In my talk I present a new approach to the local Langlands correspondence, developed recently joinly with A.Gerasimov and D.Lebedev. The approach is based on a novel interpretation of the Archimedean Langlands correspondence in terms of the mirror symmetry beween a pair topological sigma-models an a two-dimensional disk, which reproduce local Archimedean L-factions and the Whittaker functions as the correlation functions.

In the first part of my talk I recall basic facts on G-Whittaker functions for a reductive quasisplit G=G(F) over a local field F and introduce their q-deformations. In the case of non-Archimedean F the local Langlands correspondence provides an explicit formula, identifying the G(F)-Whittaker function with a character of a (complex) dual group. This formula was conjectured by Langlands in 1967 and then proved by Shintani and Casselman and Shalika. I propose a q-analog of this explicit formula for the q-deformed Whittaker funciton, which interpolates between the Archimedean and non-Archimedean cases, when specializing the deformation parameter q. At the end of my talk I explain the Archimedean counterpart of the Langlands-Shintani formula and its relation to the mirror symmetry in two-dimensional topological field theories.

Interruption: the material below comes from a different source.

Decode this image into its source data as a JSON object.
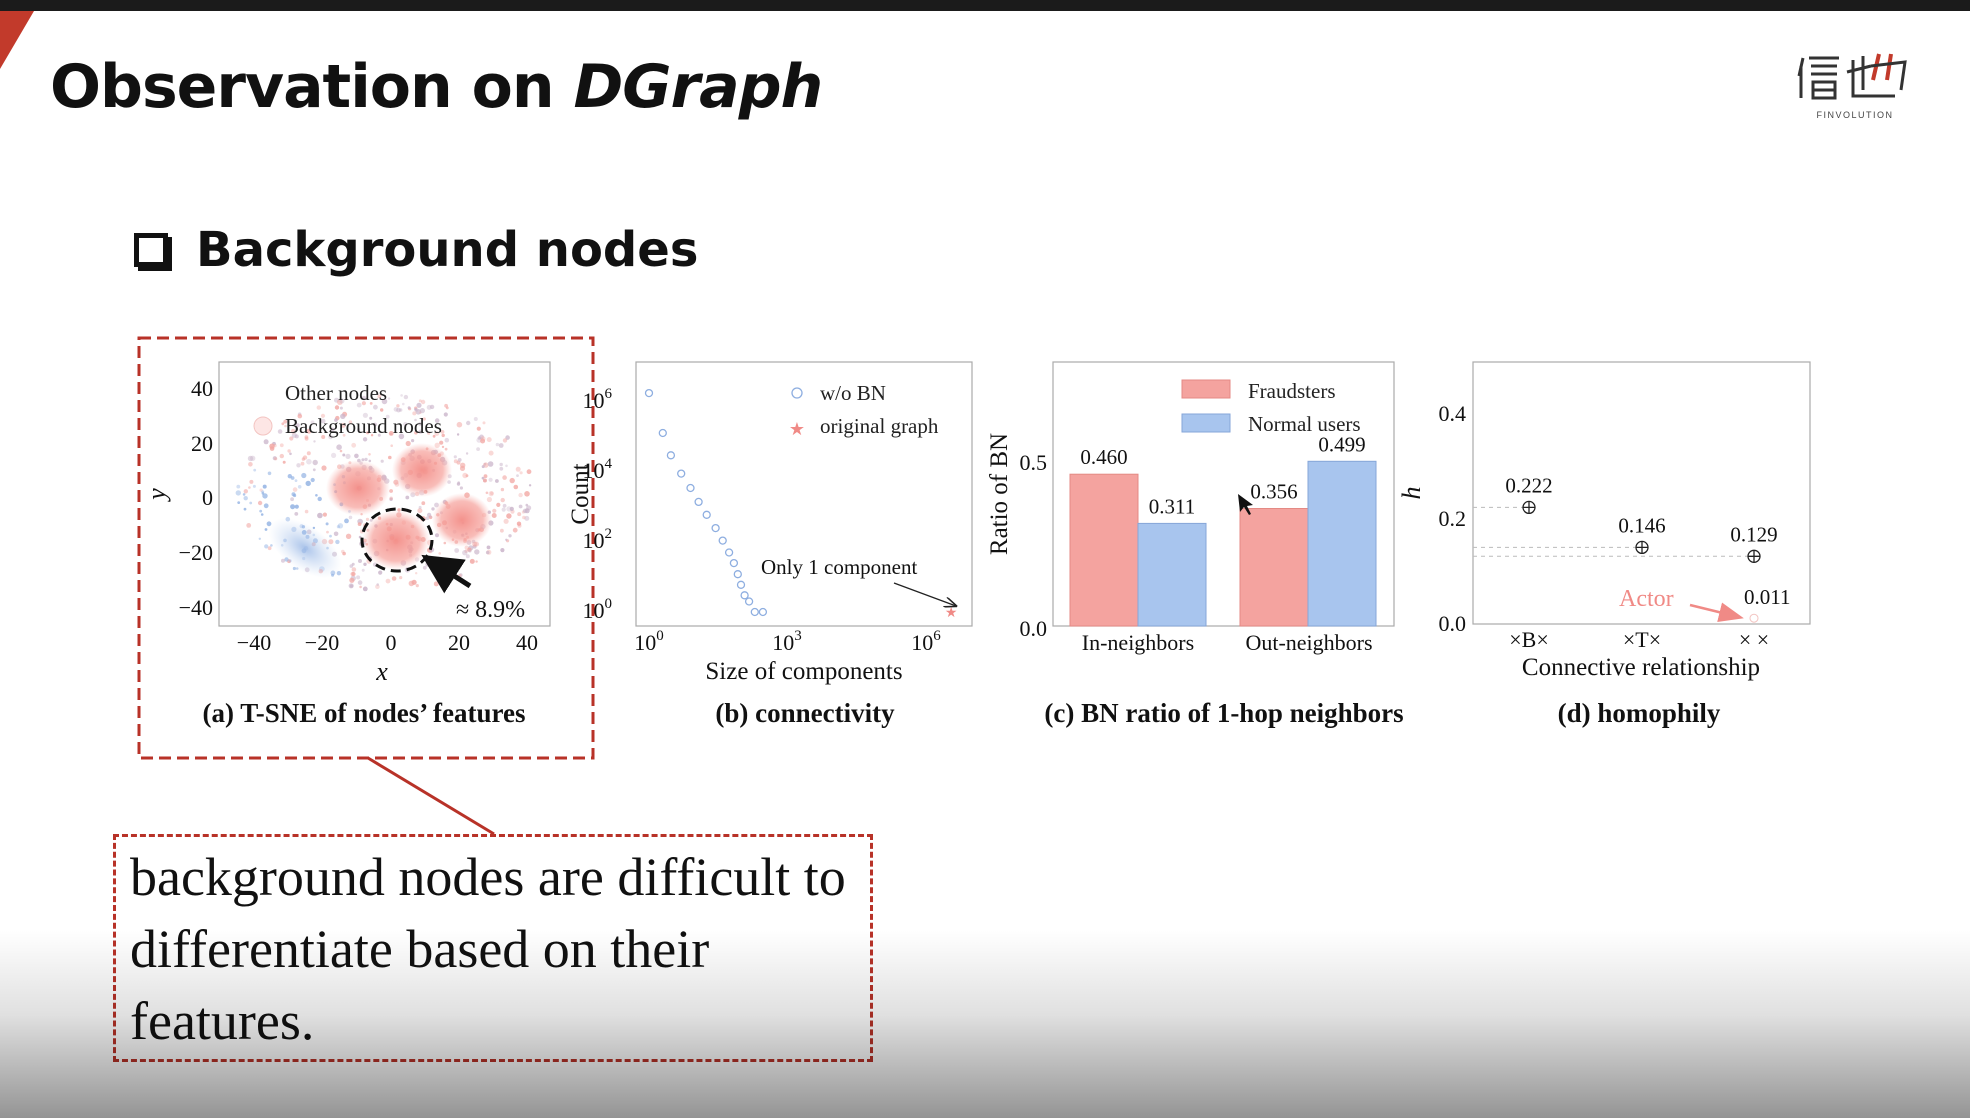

Finite type knot invariants are those invariants vanishing on the n-th piece of some natural filtration on the space of knots. This notion was introduced by Vassiliev and it turns out that most of known numerical invariants are of finite type. Kontsevich proved the existence of a "universal" invariant, taking its values in some combinatorial space, of which every finite type invariant is a specialization. This result involves some complicated integrals, but can be made combinatorial using the theory of Drinfeld associators. We will review this construction and explain why the naive generalization of this theory for knot in thickened surfaces fails. We will suggest a general way of overcoming this obstruction, and prove an analog of Kontsevich theorem in this framework for the case M=C^*, i.e. for knots in a solid torus. Time permitting, we will give an explicit construction of specializations of our invariant using quantum groups.

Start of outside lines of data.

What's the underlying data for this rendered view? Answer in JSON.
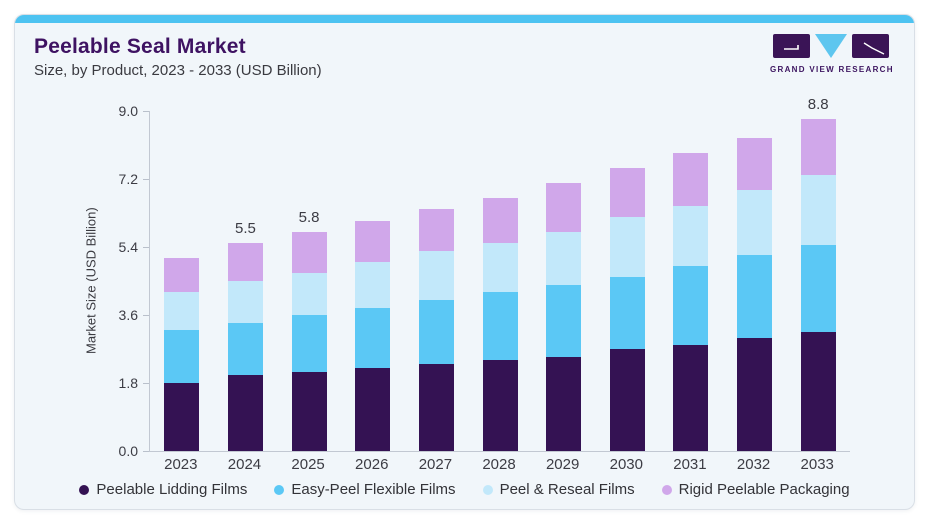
{
  "header": {
    "title": "Peelable Seal Market",
    "subtitle": "Size, by Product, 2023 - 2033 (USD Billion)",
    "logo_text": "GRAND VIEW RESEARCH"
  },
  "theme": {
    "accent_strip": "#4dc3f1",
    "title_color": "#3e1262",
    "card_background": "#f1f6fa",
    "logo_purple": "#3a1456",
    "logo_blue": "#5ec6ef"
  },
  "chart_data": {
    "type": "bar",
    "stacked": true,
    "title": "Peelable Seal Market",
    "subtitle": "Size, by Product, 2023 - 2033 (USD Billion)",
    "xlabel": "",
    "ylabel": "Market Size (USD Billion)",
    "ylim": [
      0,
      9.0
    ],
    "ytick_labels": [
      "0.0",
      "1.8",
      "3.6",
      "5.4",
      "7.2",
      "9.0"
    ],
    "grid": false,
    "legend_position": "bottom",
    "categories": [
      "2023",
      "2024",
      "2025",
      "2026",
      "2027",
      "2028",
      "2029",
      "2030",
      "2031",
      "2032",
      "2033"
    ],
    "series": [
      {
        "name": "Peelable Lidding Films",
        "color": "#341253",
        "values": [
          1.8,
          2.0,
          2.1,
          2.2,
          2.3,
          2.4,
          2.5,
          2.7,
          2.8,
          3.0,
          3.15
        ]
      },
      {
        "name": "Easy-Peel Flexible Films",
        "color": "#5bc8f5",
        "values": [
          1.4,
          1.4,
          1.5,
          1.6,
          1.7,
          1.8,
          1.9,
          1.9,
          2.1,
          2.2,
          2.3
        ]
      },
      {
        "name": "Peel & Reseal Films",
        "color": "#c2e8fa",
        "values": [
          1.0,
          1.1,
          1.1,
          1.2,
          1.3,
          1.3,
          1.4,
          1.6,
          1.6,
          1.7,
          1.85
        ]
      },
      {
        "name": "Rigid Peelable Packaging",
        "color": "#d0a7ea",
        "values": [
          0.9,
          1.0,
          1.1,
          1.1,
          1.1,
          1.2,
          1.3,
          1.3,
          1.4,
          1.4,
          1.5
        ]
      }
    ],
    "bar_labels": [
      "",
      "5.5",
      "5.8",
      "",
      "",
      "",
      "",
      "",
      "",
      "",
      "8.8"
    ],
    "totals": [
      5.1,
      5.5,
      5.8,
      6.1,
      6.4,
      6.7,
      7.1,
      7.5,
      7.9,
      8.3,
      8.8
    ]
  }
}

We study a family of abelian categories $O_{c, t}$ depending on complex parameters $c, t$ which are interpolations of the $O$-category for the rational Cherednik algebra $H_c(t)$ of type $A$, where $t$ is a positive integer. This interpolation is based on Deligne's construction of the category Rep(S_t), which was discussed in Deligne Categories Seminar.

The symmetric q-Whittaker function attracts a lot of attention now. Its nonsymmetric generalization and the related theory of q-Toda-Dunkl operators was an unexpected development, quite involved even for A1. I will discuss our last paper with Dan Orr devoted to this theory for arbitrary reduced root systems (the twisted setting). Geometrically, the nonsymmetric Whittaker function we introduced is a quadratic-type generating function of the level-one Demazure characters for all (not only dominant) weights. The new technique of W-spinors is used, which is expected to influence classical real and p-adic theory of Whittaker functions and find applications in the theory of affine flag varieties.

I will also touch upon a surprising connection we found to the PBW-filtration (an ongoing project with Evgeny Feigin). The latter is closely related to the Kostant q-partition function, though in a way different from that for the Lusztig's q-analogs of weight multiplicities and the BK-filtration. We bumped into the Kostant q-partition function when calculating the extremal q-powers for the so-called E-dag-polynomials, dual to the nonsymmetric q-Hermite ones. This resulted in a new approach to the PBW-filtrartion (E.Feigin, Fourier, Littelmann), though only for extremal weights so far, which will be discussed in the second half of the talk.